Along the accelerometer x-axis (the first two rows), the grabbing tasks span between −1.2 to positive 0.7, approximately, while the two walking tasks have the tendency to be spanning between −1.2 to close to zero. Moreover, the walking task seems to have higher peaks (normalized frequency) compared to the two grabs.

More distinct patterns are observable in the two grabbing tasks (third row) and the two walking tasks (fourth row) along the accelerometer’s y-axis. The grabbing activities exhibit a bimodal distribution, with one peak on the negative side and another on the positive side of the horizontal axis. In contrast, the walking tasks tend to produce distributions that are skewed toward the negative side, indicating a consistent directional bias in arm movement during walking.

The accelerometer’s z-axis data also reveal notable differences between the grabbing activities (fifth row) and the walking tasks (sixth row). The distributions for the grabbing tasks are more dispersed, indicating greater variability in vertical motion, whereas the walking tasks exhibit sharper, narrower peaks with a more Gaussian-like shape, suggesting more consistent and repetitive movement patterns.

In addition, in Table 4, we present a summary for all the activities in Figure 5. It captures repeated instances of specific activities within the same session of Figure 5. For each instance segment of an activity, we computed mean, standard deviation, median, and zero-crossing rate (ZCR).
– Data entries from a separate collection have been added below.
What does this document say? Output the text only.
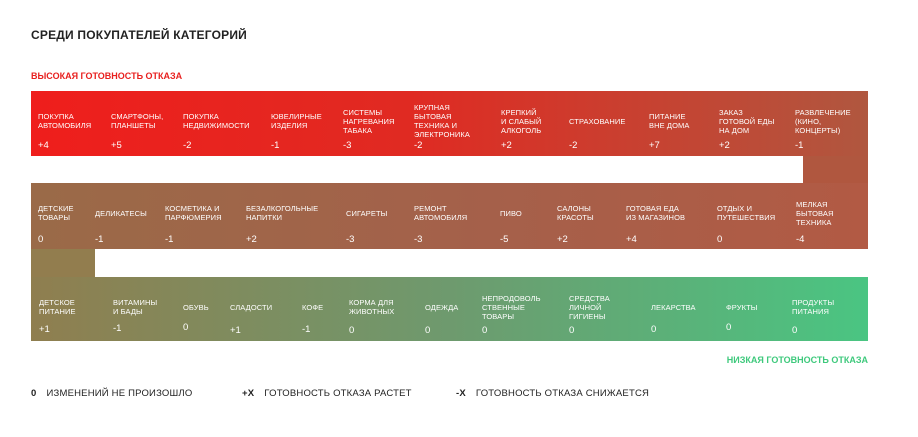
СРЕДИ ПОКУПАТЕЛЕЙ КАТЕГОРИЙ
ВЫСОКАЯ ГОТОВНОСТЬ ОТКАЗА
ПОКУПКА
АВТОМОБИЛЯ
+4
СМАРТФОНЫ,
ПЛАНШЕТЫ
+5
ПОКУПКА
НЕДВИЖИМОСТИ
-2
ЮВЕЛИРНЫЕ
ИЗДЕЛИЯ
-1
СИСТЕМЫ
НАГРЕВАНИЯ
ТАБАКА
-3
КРУПНАЯ
БЫТОВАЯ
ТЕХНИКА И
ЭЛЕКТРОНИКА
-2
КРЕПКИЙ
И СЛАБЫЙ
АЛКОГОЛЬ
+2
СТРАХОВАНИЕ
-2
ПИТАНИЕ
ВНЕ ДОМА
+7
ЗАКАЗ
ГОТОВОЙ ЕДЫ
НА ДОМ
+2
РАЗВЛЕЧЕНИЕ
(КИНО,
КОНЦЕРТЫ)
-1
ДЕТСКИЕ
ТОВАРЫ
0
ДЕЛИКАТЕСЫ
-1
КОСМЕТИКА И
ПАРФЮМЕРИЯ
-1
БЕЗАЛКОГОЛЬНЫЕ
НАПИТКИ
+2
СИГАРЕТЫ
-3
РЕМОНТ
АВТОМОБИЛЯ
-3
ПИВО
-5
САЛОНЫ
КРАСОТЫ
+2
ГОТОВАЯ ЕДА
ИЗ МАГАЗИНОВ
+4
ОТДЫХ И
ПУТЕШЕСТВИЯ
0
МЕЛКАЯ
БЫТОВАЯ
ТЕХНИКА
-4
ДЕТСКОЕ
ПИТАНИЕ
+1
ВИТАМИНЫ
И БАДЫ
-1
ОБУВЬ
0
СЛАДОСТИ
+1
КОФЕ
-1
КОРМА ДЛЯ
ЖИВОТНЫХ
0
ОДЕЖДА
0
НЕПРОДОВОЛЬ
СТВЕННЫЕ
ТОВАРЫ
0
СРЕДСТВА
ЛИЧНОЙ
ГИГИЕНЫ
0
ЛЕКАРСТВА
0
ФРУКТЫ
0
ПРОДУКТЫ
ПИТАНИЯ
0
НИЗКАЯ ГОТОВНОСТЬ ОТКАЗА
0 ИЗМЕНЕНИЙ НЕ ПРОИЗОШЛО	+X ГОТОВНОСТЬ ОТКАЗА РАСТЕТ	-X ГОТОВНОСТЬ ОТКАЗА СНИЖАЕТСЯ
ZCR measures the frequency at which the acceleration signal crosses the zero axis, providing insight into the intensity and variability of directional changes in motion. Notably, along the Z-axis, all the “Grabbing” tasks have a higher rate (0.125, 0.125, 0.201, and 0.143, respectively) of directional changes (ZCR) in acceleration, while no other activity has greater ZCR than 0.1. Also, in the accelerometer y-axis, the “Eating” task showed an elevated rate of ZCR (1.837), indicating more frequent movement variations than the other recorded tasks.
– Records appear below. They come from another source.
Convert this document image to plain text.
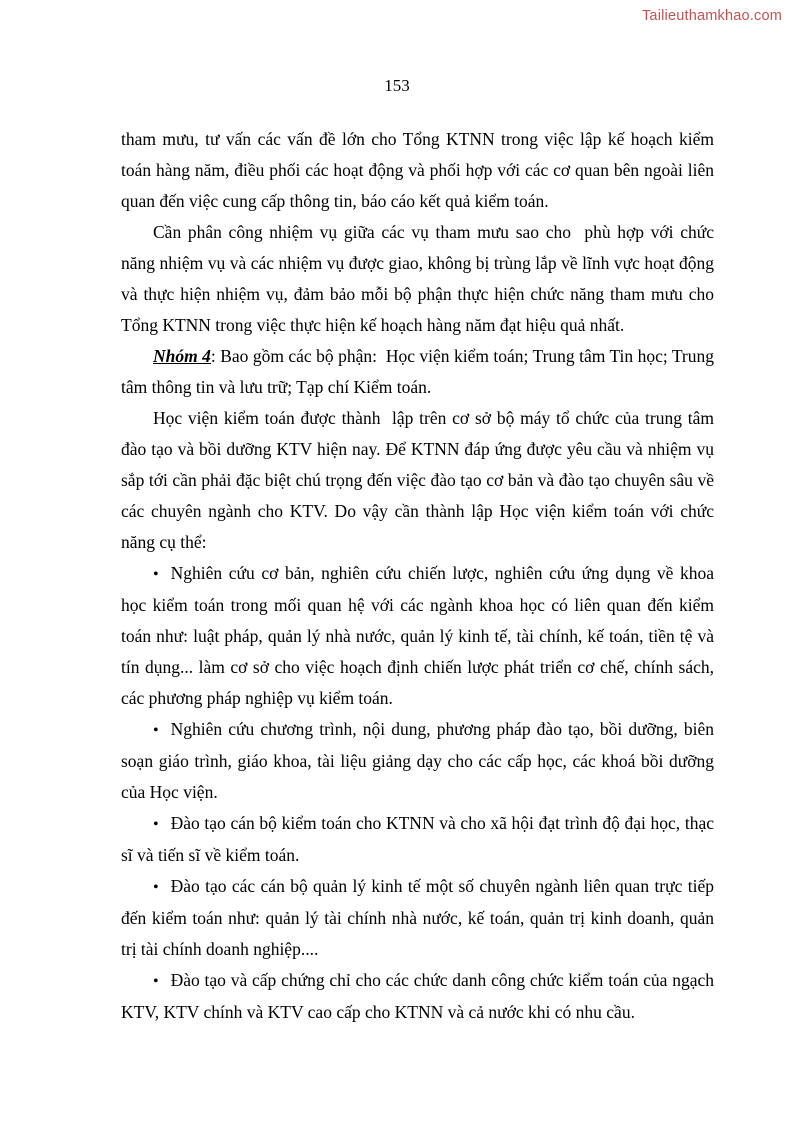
Tailieuthamkhao.com
153

tham mưu, tư vấn các vấn đề lớn cho Tổng KTNN trong việc lập kế hoạch kiểm toán hàng năm, điều phối các hoạt động và phối hợp với các cơ quan bên ngoài liên quan đến việc cung cấp thông tin, báo cáo kết quả kiểm toán.

Cần phân công nhiệm vụ giữa các vụ tham mưu sao cho  phù hợp với chức năng nhiệm vụ và các nhiệm vụ được giao, không bị trùng lắp về lĩnh vực hoạt động và thực hiện nhiệm vụ, đảm bảo mỗi bộ phận thực hiện chức năng tham mưu cho Tổng KTNN trong việc thực hiện kế hoạch hàng năm đạt hiệu quả nhất.

Nhóm 4: Bao gồm các bộ phận:  Học viện kiểm toán; Trung tâm Tin học; Trung tâm thông tin và lưu trữ; Tạp chí Kiểm toán.

Học viện kiểm toán được thành  lập trên cơ sở bộ máy tổ chức của trung tâm đào tạo và bồi dưỡng KTV hiện nay. Để KTNN đáp ứng được yêu cầu và nhiệm vụ sắp tới cần phải đặc biệt chú trọng đến việc đào tạo cơ bản và đào tạo chuyên sâu về các chuyên ngành cho KTV. Do vậy cần thành lập Học viện kiểm toán với chức năng cụ thể:

• Nghiên cứu cơ bản, nghiên cứu chiến lược, nghiên cứu ứng dụng về khoa học kiểm toán trong mối quan hệ với các ngành khoa học có liên quan đến kiểm toán như: luật pháp, quản lý nhà nước, quản lý kinh tế, tài chính, kế toán, tiền tệ và tín dụng... làm cơ sở cho việc hoạch định chiến lược phát triển cơ chế, chính sách, các phương pháp nghiệp vụ kiểm toán.

• Nghiên cứu chương trình, nội dung, phương pháp đào tạo, bồi dưỡng, biên soạn giáo trình, giáo khoa, tài liệu giảng dạy cho các cấp học, các khoá bồi dưỡng của Học viện.

• Đào tạo cán bộ kiểm toán cho KTNN và cho xã hội đạt trình độ đại học, thạc sĩ và tiến sĩ về kiểm toán.

• Đào tạo các cán bộ quản lý kinh tế một số chuyên ngành liên quan trực tiếp đến kiểm toán như: quản lý tài chính nhà nước, kế toán, quản trị kinh doanh, quản trị tài chính doanh nghiệp....

• Đào tạo và cấp chứng chỉ cho các chức danh công chức kiểm toán của ngạch KTV, KTV chính và KTV cao cấp cho KTNN và cả nước khi có nhu cầu.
The distribution-based visualizations and the summary statistics of this section demonstrate that different activities produce distinctive acceleration patterns. This suggests a strong likelihood that accelerometer data can capture task-specific features. Consequently, the feasibility of distinguishing between functional activities solely from sensor data is reinforced, supporting our overarching objective of developing automated, sensor-based activity detection using sequence-to-sequence (Seq2Seq) learning models.

5.5. Additional Findings from the Data: Case Series Report

In addition to analyzing task-specific activities, accelerometer signals can also reveal broader trends in movement behavior over the course of a therapy session. In this section, we examine data from four patients, each exhibiting impairment on one hand, to investigate whether such impairment can be detected solely from accelerometer data. Our current results focus on the feasibility of using AI/ML techniques to automate the annotation of accelerometry data without an emphasis on characterizing the impairment features in patients with stroke.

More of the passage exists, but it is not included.